For more than 100 years, every Ferris wheel on the planet was roughly the same size and height as the 1893 original. But in 2000, something changed: London debuted the London Eye, an enormous juggernaut of a tourist trap. Its success sparked a global race to build higher and faster wheels in the sky—and it's only heating up. So who's winning?
The original Ferris Wheel in Chicago
For 100 years after it debuted at the Chicago World's Fair in 1893, the Ferris wheel was nothing more than a folly on the urban landscape. This feat of engineering intended to "out-Eiffel Eiffel" but was still perceived as a carnival ride, relegated to amusement parks, shopping malls and smarmy boardwalks thick with taffy and funnel cake. In 1999, the world's tallest Ferris wheel rotated a mere 377 feet above Tokyo, which was only a slight innovation: the original had reached 263 feet a century before.
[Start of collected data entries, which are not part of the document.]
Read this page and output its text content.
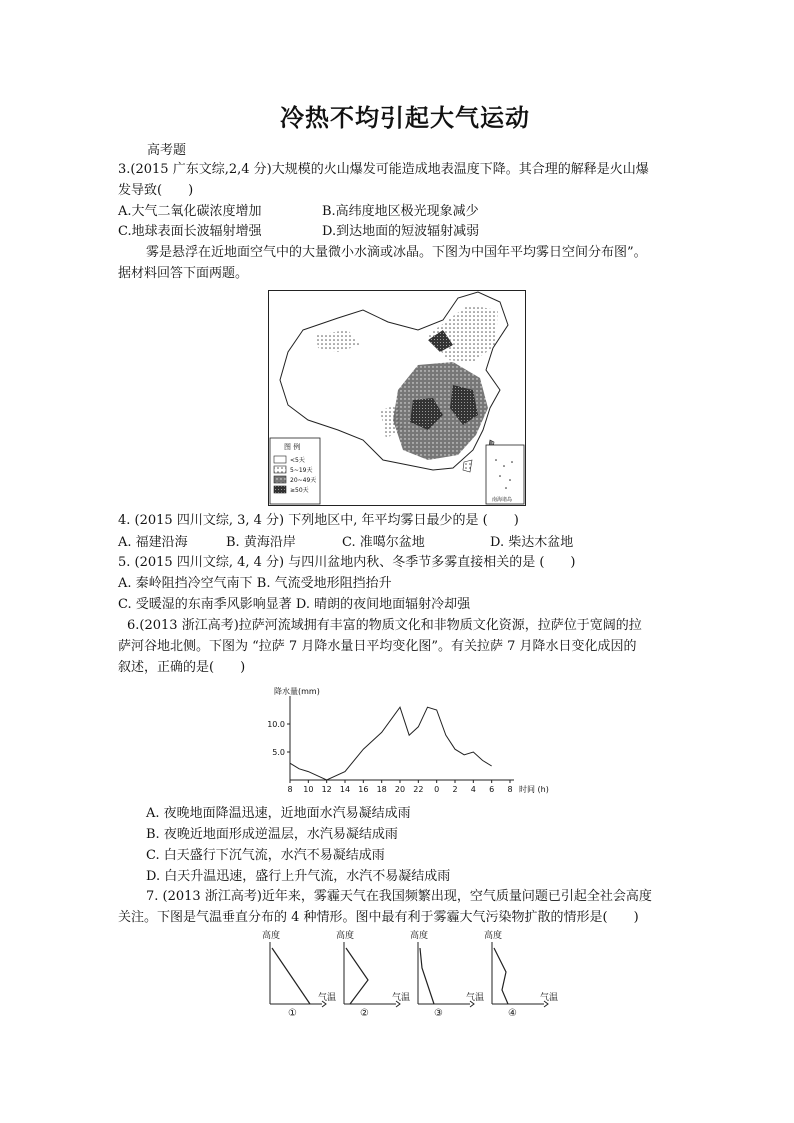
冷热不均引起大气运动
高考题
3.(2015 广东文综,2,4 分)大规模的火山爆发可能造成地表温度下降。其合理的解释是火山爆
发导致(　　)
A.大气二氧化碳浓度增加	B.高纬度地区极光现象减少
C.地球表面长波辐射增强	D.到达地面的短波辐射减弱
雾是悬浮在近地面空气中的大量微小水滴或冰晶。下图为中国年平均雾日空间分布图”。
据材料回答下面两题。
图 例
<5天
5~19天
20~49天
≥50天
南海诸岛
4. (2015 四川文综, 3, 4 分) 下列地区中, 年平均雾日最少的是 (　　)
A. 福建沿海	B. 黄海沿岸	C. 准噶尔盆地	D. 柴达木盆地
5. (2015 四川文综, 4, 4 分) 与四川盆地内秋、冬季节多雾直接相关的是 (　　)
A. 秦岭阻挡冷空气南下 B. 气流受地形阻挡抬升
C. 受暖湿的东南季风影响显著 D. 晴朗的夜间地面辐射冷却强
6.(2013 浙江高考)拉萨河流域拥有丰富的物质文化和非物质文化资源，拉萨位于宽阔的拉
萨河谷地北侧。下图为 “拉萨 7 月降水量日平均变化图”。有关拉萨 7 月降水日变化成因的
叙述，正确的是(　　)
降水量(mm)
时间 (h)
8 10 12 14 16 18 20 22 0 2 4 6 8
5.0
10.0
A. 夜晚地面降温迅速，近地面水汽易凝结成雨
B. 夜晚近地面形成逆温层，水汽易凝结成雨
C. 白天盛行下沉气流，水汽不易凝结成雨
D. 白天升温迅速，盛行上升气流，水汽不易凝结成雨
7. (2013 浙江高考)近年来，雾霾天气在我国频繁出现，空气质量问题已引起全社会高度
关注。下图是气温垂直分布的 4 种情形。图中最有利于雾霾大气污染物扩散的情形是(　　)
高度
气温
①
高度
气温
②
高度
气温
③
高度
气温
④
The London Eye towers over the Thames
Then the London Eye came along in 2000. At 443 feet, it rather triumphantly claimed the title of tallest in the world. It accommodated 800 passengers at a time, who rode in 32 cushy capsules high above the Thames, not at some theme park. The London Eye was a critical and cultural success. Suddenly, the now-named "observation wheel" had been transformed into a civic icon, a symbol of urban progress—that just happened to turn a hefty profit. And cities around the world wanted their own little wheels of fortune.